The Minister of Communications and Digital Economy, Prof. Isa Pantami.

The Federal Government has revealed that the Nigeria Software Testing Qualification Board (NGSTQB) will train and certify 50,000 software testers in the next three years in collaboration with major stakeholders in different sectors.

Speaking during his keynote address at a one-day virtual workshop themed “Role of Software Testing in Nigeria’s Digital Economy” organised by NGSTQB, the Minister of Communications and Digital Economy, Prof. Isa Pantami, revealed governments plan to also democratise software testing to enable licensed professionals provide software testing services to Nigerians.

Seeking cohesive cooperation of the NGSTQB, the minister, represented by the director-general, National Information Technology Development Agency (NITDA) Mallam Kashifu Abdullahi said: “We want to see how we can license some of you to provide these services, that means if I develop software, I need to come to a certified tester to make sure I meet the standard quality assurance; all the basic bug-free, and the vulnerability assessment before I can sell that software.

“This will eliminate having the market loaded with software with a lot of vulnerabilities.

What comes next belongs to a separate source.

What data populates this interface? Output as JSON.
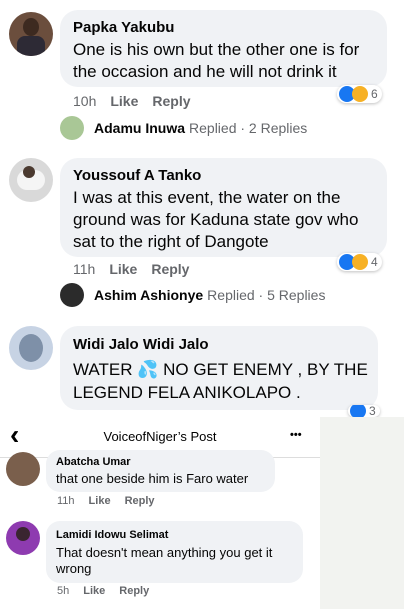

“We are working on building the capacity of 1 million developers in the next 18 months and we know we cannot do it alone that is why we need people like you to help us achieve this.

“We are already working with some multinationals to help us on this and we also need the indigenous people to key into this initiative and we also need as many testers as developers.”

Pantami maintained that to achieve the ambitious target of 95 per cent digital literacy we will need to build the literacy of citizens for them to understand and consume digital services.

“We can only achieve that if we can build error-free software locally so that we can build the confidence of trust of our consumers,” the minister added.

While disagreeing with the procurement of off-the-shelf software, he asserted that there is no fit-all-size software developed and the only competitive advantage you can have as a business is to have digital offerings; as every company is unique and needs unique software.

Earlier in his welcome remarks, the NGSTQB president, Mr. Boye Dare, stated that NGSTQB aims to work assiduously to make Nigeria the software testing hub for the outsourcing software testing market in Africa. “We believe we can achieve this by collaborating with major stakeholders in all different sectors in Nigeria by training and certifying 50,000 software testers in the next 36 months.”

In his remarks, the director, information technology infrastructure solutions, NITDA, Dr. Usman Abdullahi, said the agency has established the software testing and quality assurance framework to help strengthen the software ecosystem as part of its regulatory function.